By the early 19th century, the city had already grown to become comparable with any well known European city at the time, with wide streets, lavishly decorated gardens, huge buildings and a well designed sewer network, no less elaborate than that of London itself.The British, like their Mughal predecessors, used architecture to spread the message of their power and might, and no city witnessed this better than the city of Calcutta. Being a greenfield settlement, the British had all the land they needed to build the foundations of their empire. The first building to be built at the site was the Fort William, a medium sized star shaped fort of typical English design, that housed a small population of British soldiers, traders and engineers.

St. Peters Church, Fort William, Calcutta Photo Courtesy: Francis Frith [Public domain], via Wikimedia Commons
Once the region was freed of the influence of the native Indian rulers, the British moved out of their fort, and started to build the city, expanding farther and farther each year. Within a short period of time, Calcutta became the crown jewel of the British Indian Empire, with the majority of their exports and imports passing through the city docks, along the mighty Hooghly river. Calcutta soon became the richest city in India, both financially as well as culturally, as thousands of Europeans flocked to the city bringing with them their art, their food, their sense of fashion and their pioneering ideas that were alien to the native Indian folk. As the British extended the boundaries of their Empire, Calcutta became the nerve center of all the action.

The British spared no expenses in developing the city to be worthy of their people who came all the way from England to build their fortunes in this newly discovered land. They heavily used Neoclassical architectural forms , which were very different from the traditional Mughal style that was prevalent in the country at the time. While richly decorated Corinthian capitals topped tall columns, massive arches spanned large public spaces, cast iron railings gave a fairy tale like appearance to the facades of buildings and  beautifully paved sidewalks gave the British a feeling of home, the way of life of the people also reflected the world they had left behind, to settle in this new city.

The Writer’s Building Photo Courtesy: Paul Hamilton

A long time has passed since then. Empires have fallen and democracy has broken the chains of imperialism.

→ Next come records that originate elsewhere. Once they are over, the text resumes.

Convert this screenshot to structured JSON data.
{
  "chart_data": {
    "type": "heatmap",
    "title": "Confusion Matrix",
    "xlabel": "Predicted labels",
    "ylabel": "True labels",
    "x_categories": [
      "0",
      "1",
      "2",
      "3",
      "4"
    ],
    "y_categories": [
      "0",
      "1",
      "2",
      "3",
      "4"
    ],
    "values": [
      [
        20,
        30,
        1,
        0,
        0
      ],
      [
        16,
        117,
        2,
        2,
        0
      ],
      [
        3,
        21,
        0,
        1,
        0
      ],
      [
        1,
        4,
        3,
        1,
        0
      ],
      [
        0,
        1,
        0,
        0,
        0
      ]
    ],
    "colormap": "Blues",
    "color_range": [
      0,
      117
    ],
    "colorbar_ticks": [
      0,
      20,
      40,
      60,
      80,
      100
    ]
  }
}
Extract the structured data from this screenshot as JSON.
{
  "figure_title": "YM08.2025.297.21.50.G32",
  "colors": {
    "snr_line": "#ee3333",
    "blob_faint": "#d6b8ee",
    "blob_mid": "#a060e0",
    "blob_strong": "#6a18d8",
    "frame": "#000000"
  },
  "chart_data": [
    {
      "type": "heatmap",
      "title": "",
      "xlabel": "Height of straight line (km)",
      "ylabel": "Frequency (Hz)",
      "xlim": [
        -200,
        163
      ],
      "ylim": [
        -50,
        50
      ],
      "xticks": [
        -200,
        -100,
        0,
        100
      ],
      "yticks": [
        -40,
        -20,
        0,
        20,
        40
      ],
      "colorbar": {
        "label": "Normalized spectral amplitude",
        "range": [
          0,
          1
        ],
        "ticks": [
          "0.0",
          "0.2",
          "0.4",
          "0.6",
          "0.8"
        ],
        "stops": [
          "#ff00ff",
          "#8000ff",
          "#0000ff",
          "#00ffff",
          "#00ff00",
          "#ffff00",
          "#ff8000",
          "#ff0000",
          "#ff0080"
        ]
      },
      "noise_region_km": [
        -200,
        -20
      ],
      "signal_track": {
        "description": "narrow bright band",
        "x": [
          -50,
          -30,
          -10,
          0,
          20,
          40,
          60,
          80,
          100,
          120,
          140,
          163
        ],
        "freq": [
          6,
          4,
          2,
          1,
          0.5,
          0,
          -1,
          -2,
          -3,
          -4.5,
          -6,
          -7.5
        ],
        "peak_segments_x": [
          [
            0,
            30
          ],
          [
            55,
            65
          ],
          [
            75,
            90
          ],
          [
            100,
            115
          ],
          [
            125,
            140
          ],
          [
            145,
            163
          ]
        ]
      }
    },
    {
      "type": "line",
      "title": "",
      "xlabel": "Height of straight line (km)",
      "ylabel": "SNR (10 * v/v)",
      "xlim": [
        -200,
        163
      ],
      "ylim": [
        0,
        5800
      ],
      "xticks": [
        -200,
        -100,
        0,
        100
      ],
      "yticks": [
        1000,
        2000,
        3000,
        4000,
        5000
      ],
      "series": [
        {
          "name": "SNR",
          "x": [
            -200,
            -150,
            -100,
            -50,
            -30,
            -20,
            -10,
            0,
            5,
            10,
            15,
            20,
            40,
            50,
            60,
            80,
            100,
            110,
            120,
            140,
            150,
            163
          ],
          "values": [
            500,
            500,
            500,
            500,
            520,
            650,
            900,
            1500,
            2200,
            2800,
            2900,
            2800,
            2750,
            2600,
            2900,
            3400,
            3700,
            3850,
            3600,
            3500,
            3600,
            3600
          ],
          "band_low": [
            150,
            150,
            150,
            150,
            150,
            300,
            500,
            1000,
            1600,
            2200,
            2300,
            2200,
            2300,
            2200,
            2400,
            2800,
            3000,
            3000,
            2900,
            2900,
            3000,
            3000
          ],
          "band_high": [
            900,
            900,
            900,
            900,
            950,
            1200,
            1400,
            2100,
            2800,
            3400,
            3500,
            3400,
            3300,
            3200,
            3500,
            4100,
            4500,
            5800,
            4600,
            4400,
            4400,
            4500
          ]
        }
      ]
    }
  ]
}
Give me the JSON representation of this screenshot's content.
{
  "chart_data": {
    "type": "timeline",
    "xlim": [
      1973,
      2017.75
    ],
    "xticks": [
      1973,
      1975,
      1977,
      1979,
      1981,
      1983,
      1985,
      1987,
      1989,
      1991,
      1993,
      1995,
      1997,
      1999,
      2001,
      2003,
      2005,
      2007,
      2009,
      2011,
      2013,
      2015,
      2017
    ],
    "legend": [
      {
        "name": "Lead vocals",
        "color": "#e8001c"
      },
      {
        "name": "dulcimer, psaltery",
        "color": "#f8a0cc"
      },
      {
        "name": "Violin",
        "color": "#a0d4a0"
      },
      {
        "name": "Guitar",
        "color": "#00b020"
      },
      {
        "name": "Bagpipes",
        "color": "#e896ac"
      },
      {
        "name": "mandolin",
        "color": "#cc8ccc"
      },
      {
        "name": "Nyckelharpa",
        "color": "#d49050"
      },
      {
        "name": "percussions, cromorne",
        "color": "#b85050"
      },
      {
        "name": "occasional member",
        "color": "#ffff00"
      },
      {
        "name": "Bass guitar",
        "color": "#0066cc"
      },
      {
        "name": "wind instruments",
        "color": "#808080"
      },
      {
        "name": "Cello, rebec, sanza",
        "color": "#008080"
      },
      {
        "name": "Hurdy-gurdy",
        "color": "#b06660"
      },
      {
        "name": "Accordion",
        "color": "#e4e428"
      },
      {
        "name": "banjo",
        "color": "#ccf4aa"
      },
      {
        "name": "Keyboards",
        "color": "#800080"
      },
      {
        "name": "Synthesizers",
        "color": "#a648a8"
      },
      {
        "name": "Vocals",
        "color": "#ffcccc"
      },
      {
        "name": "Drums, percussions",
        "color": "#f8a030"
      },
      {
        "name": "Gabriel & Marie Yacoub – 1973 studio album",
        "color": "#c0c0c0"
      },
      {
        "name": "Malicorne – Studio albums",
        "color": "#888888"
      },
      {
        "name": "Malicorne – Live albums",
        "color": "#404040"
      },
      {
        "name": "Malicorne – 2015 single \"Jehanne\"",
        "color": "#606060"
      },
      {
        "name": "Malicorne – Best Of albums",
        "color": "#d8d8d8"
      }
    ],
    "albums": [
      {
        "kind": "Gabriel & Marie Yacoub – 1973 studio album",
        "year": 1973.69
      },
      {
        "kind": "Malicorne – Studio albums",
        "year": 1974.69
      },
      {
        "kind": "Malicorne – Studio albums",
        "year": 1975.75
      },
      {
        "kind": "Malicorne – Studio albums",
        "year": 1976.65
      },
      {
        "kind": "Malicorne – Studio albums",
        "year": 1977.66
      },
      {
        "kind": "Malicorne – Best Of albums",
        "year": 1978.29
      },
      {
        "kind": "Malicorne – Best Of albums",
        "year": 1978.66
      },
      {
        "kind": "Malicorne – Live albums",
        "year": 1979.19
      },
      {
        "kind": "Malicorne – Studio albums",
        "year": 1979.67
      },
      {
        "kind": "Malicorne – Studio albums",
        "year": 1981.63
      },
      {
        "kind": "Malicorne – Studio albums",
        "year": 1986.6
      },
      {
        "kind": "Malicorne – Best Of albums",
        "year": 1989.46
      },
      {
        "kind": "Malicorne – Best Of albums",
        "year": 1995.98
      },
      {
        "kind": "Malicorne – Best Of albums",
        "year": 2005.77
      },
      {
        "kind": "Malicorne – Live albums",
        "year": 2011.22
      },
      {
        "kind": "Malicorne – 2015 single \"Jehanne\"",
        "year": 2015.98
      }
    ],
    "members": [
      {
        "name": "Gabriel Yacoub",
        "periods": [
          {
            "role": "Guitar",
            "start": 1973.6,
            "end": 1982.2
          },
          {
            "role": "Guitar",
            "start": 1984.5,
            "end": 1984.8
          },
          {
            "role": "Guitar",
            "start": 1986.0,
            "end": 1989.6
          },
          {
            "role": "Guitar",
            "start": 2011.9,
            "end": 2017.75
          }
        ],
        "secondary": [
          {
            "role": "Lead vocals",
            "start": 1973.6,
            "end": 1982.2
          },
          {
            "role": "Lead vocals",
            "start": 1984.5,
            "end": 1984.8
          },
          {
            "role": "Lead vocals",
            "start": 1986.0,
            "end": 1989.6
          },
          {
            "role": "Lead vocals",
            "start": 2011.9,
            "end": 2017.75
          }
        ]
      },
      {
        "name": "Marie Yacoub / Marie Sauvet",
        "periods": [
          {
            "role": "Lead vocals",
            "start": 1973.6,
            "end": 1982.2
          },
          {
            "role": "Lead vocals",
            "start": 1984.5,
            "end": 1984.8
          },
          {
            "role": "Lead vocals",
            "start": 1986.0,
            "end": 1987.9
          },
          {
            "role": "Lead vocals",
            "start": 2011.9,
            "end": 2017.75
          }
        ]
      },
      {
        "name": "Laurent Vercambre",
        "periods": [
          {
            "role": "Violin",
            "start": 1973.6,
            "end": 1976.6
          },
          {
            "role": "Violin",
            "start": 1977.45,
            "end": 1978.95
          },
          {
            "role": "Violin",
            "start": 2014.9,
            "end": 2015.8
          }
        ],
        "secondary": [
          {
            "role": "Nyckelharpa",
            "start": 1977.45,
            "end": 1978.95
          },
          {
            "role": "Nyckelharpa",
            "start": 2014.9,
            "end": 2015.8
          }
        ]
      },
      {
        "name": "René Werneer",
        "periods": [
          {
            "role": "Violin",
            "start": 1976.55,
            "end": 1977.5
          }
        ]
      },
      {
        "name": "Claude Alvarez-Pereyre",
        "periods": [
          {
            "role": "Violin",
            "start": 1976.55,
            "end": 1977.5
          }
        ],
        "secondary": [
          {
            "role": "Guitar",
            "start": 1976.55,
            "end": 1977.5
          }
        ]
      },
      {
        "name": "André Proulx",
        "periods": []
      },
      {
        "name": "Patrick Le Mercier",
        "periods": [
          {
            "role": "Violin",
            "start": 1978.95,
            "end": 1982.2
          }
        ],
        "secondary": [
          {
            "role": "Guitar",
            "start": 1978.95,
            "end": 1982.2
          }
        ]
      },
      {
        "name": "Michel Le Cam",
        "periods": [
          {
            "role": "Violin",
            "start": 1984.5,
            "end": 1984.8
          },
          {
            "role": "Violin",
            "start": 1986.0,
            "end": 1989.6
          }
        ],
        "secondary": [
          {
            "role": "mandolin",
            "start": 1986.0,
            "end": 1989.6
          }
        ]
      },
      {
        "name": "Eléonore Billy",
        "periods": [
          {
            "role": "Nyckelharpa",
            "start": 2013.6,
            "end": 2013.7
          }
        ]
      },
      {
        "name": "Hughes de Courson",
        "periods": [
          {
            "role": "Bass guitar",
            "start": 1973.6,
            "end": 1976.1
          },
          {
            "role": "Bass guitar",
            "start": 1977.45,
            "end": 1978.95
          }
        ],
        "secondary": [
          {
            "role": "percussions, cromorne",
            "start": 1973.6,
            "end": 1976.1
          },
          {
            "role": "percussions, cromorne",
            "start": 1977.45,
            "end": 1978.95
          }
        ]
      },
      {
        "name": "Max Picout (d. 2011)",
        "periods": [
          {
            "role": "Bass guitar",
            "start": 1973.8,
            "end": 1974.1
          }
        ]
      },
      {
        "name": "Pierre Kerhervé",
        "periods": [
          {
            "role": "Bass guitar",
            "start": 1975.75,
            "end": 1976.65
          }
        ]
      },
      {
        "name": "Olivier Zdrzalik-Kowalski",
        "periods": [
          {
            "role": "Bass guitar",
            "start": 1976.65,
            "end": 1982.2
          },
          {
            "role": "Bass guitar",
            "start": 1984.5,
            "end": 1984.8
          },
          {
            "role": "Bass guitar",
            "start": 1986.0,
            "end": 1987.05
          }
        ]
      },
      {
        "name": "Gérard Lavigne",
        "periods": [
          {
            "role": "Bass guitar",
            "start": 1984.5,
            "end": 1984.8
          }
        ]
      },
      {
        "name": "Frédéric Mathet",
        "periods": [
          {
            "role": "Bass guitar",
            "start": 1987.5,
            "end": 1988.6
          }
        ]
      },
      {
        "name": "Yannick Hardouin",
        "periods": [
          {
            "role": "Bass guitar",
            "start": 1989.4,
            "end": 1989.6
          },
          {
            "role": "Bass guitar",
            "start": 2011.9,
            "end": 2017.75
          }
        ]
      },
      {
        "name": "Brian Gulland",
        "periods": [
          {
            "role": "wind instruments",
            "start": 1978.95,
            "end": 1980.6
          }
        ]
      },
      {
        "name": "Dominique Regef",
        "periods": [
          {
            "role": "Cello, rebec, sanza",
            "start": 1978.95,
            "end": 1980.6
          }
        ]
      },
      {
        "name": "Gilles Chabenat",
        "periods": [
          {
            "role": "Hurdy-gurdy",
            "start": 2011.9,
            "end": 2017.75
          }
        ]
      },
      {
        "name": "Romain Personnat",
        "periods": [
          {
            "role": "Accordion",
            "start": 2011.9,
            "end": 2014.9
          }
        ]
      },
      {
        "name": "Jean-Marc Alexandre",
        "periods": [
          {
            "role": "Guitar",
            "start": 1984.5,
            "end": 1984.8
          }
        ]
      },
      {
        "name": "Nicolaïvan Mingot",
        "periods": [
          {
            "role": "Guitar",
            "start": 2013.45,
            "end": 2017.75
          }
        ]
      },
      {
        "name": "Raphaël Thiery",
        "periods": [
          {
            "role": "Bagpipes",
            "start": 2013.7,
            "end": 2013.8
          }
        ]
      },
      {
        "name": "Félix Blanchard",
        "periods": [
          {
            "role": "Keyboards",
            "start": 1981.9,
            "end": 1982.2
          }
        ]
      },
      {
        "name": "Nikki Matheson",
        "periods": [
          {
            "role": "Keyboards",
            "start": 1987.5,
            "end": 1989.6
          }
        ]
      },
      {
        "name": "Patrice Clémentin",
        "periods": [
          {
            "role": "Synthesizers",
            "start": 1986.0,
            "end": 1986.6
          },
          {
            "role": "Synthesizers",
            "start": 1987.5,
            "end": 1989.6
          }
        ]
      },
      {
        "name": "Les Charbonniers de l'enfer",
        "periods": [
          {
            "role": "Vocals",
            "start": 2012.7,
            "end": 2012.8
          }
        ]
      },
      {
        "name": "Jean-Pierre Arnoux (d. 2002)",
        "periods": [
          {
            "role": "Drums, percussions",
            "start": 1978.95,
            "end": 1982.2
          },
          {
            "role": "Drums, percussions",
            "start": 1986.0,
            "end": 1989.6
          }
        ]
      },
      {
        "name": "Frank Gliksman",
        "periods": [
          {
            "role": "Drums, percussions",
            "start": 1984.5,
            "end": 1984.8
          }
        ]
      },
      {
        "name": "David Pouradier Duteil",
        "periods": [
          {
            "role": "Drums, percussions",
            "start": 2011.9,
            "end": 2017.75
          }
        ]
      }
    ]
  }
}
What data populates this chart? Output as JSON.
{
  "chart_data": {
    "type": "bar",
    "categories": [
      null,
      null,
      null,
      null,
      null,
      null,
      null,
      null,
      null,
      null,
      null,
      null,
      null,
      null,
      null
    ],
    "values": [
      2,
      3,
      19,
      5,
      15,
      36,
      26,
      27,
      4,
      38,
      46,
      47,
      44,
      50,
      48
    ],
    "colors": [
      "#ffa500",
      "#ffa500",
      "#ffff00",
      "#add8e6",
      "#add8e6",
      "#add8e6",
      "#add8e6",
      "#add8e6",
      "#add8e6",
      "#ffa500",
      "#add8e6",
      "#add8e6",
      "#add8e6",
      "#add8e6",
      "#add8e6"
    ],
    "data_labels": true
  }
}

Calcutta has become Kolkata and it is no longer the European metropolis it used to be. However, Kolkata is a city that lives with its past, never letting it go, no matter what. Unlike other Indian cities , that have ushered in the wave of modern architecture, Kolkata has  continued to keep the colonial built heritage alive. Most of the great Neoclassical palaces were converted to government offices soon after independence, thus preserving them. Churches, Synagogues, movie theaters , and even old British cemeteries that fell into disuse after independence, have been kept as good as new, by the nostalgic citizens of  this eternal city.

The Old City of Calcutta Photo Courtesy: Ross from Flickr

Kolkata is a city of wonders, and what makes it different from other Indian cities is its ability to keep its heritage alive , side by side with the fast pace of modern life. Thus, even today the most famous of the colonial buildings, such as the Writer’s building , the Governor’s house, numerous churches, the great museums , the Howrah railway station and so much more, still give visitors a glimpse of the past, which is far from dead.